Beyond the heavy-handed politics, Civil War II also suffers from heavy-handed plotting. The normally calculating Thanos attacks largely because the plot demands it, and not because of any larger overarching plan. The fan-favorite couple of War Machine and Captain Marvel is only on hand to push Carol to the extreme in the aftermath of her lover’s death. Even Tony Stark’s death at the hands of Captain Marvel feels strangely inconclusive like Marvel wasn’t quite sure what they wanted to do with the character going forward.
By far the biggest victim of Civil War II, by far, is Captain Marvel herself. Civil War II was clearly designed to spotlight her character ahead of her own big-screen solo debut a few years later, yet the storyline does her absolutely no favors. Indeed, many of Captain Marvel’s detractors point to this storyline exclusively as to why they believe she makes for a poor superheroine. While this dim view of Captain Marvel is oversimplified at best (especially considering most of Captain Marvel’s characterization take place outside of her own, much-better-regarded solo series), it is extremely perplexing that Marvel would choose to spotlight one of their rising stars in such an unflattering and antagonistic role.

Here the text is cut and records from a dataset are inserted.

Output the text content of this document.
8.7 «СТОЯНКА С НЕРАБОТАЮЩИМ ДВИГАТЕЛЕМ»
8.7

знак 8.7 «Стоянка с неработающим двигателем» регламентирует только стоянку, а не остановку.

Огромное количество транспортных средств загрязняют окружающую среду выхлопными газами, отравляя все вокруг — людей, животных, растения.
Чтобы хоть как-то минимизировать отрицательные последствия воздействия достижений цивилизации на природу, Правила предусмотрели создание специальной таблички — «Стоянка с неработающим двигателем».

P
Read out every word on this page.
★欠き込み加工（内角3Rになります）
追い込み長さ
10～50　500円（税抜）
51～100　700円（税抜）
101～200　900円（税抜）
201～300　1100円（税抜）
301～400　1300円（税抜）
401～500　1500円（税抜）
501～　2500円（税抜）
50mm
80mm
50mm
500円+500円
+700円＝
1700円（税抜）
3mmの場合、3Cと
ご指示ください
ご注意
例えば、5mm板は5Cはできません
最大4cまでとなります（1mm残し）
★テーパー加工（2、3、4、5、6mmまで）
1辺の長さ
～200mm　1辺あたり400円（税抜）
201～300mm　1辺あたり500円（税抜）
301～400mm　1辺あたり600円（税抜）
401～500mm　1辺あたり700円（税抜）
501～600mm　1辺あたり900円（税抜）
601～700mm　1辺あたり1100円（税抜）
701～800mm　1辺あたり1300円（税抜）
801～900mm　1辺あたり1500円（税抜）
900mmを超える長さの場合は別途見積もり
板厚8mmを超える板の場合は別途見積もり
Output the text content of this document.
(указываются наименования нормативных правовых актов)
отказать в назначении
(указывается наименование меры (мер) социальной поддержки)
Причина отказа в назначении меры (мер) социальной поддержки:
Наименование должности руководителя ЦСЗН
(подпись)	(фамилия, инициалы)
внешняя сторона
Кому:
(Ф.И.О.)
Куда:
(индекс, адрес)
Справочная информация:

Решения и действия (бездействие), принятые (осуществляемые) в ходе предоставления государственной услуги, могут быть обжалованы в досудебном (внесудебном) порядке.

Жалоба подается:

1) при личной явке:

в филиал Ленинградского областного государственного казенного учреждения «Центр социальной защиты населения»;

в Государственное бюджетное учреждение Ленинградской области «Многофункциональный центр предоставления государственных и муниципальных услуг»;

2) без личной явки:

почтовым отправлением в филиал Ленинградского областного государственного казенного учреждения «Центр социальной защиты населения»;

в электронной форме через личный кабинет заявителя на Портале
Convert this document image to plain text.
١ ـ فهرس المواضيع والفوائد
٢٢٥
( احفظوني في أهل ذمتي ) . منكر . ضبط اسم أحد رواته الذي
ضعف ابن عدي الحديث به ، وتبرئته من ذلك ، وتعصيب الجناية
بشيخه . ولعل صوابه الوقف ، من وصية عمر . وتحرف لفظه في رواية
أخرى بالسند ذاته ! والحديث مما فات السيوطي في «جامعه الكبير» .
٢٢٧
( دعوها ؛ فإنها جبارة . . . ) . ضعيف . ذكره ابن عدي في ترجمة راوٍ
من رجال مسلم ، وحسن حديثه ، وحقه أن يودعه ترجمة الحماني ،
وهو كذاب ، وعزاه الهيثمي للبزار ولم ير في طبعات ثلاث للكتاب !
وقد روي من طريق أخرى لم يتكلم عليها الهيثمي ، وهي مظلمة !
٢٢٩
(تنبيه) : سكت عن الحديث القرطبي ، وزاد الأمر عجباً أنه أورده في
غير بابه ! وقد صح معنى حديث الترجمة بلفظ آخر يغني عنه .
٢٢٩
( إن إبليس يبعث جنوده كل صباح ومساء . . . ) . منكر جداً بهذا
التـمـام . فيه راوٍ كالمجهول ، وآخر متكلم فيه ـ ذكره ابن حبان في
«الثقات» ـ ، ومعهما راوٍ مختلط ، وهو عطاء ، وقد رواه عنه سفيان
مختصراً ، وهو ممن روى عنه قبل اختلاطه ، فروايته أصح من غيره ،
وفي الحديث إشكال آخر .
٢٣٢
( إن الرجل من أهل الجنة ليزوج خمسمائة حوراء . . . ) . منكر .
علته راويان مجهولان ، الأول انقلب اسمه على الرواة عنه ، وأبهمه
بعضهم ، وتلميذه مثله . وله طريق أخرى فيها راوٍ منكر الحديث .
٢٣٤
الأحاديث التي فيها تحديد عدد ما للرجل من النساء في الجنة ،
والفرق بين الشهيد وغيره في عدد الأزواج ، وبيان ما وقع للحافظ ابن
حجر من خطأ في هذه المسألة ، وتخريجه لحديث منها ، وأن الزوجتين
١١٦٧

Overall, Civil War II is hated by fans because it not only makes the same mistakes as its predecessor but also adds to them. The storyline stands as a frustrating example of what can happen when market synergy gets in the way of good story-telling. While the events of Civil War II would be overshadowed by equally controversial crossovers like Secret Empire and several others in the near future, it remains one of the worst regarded story arcs in recent memory.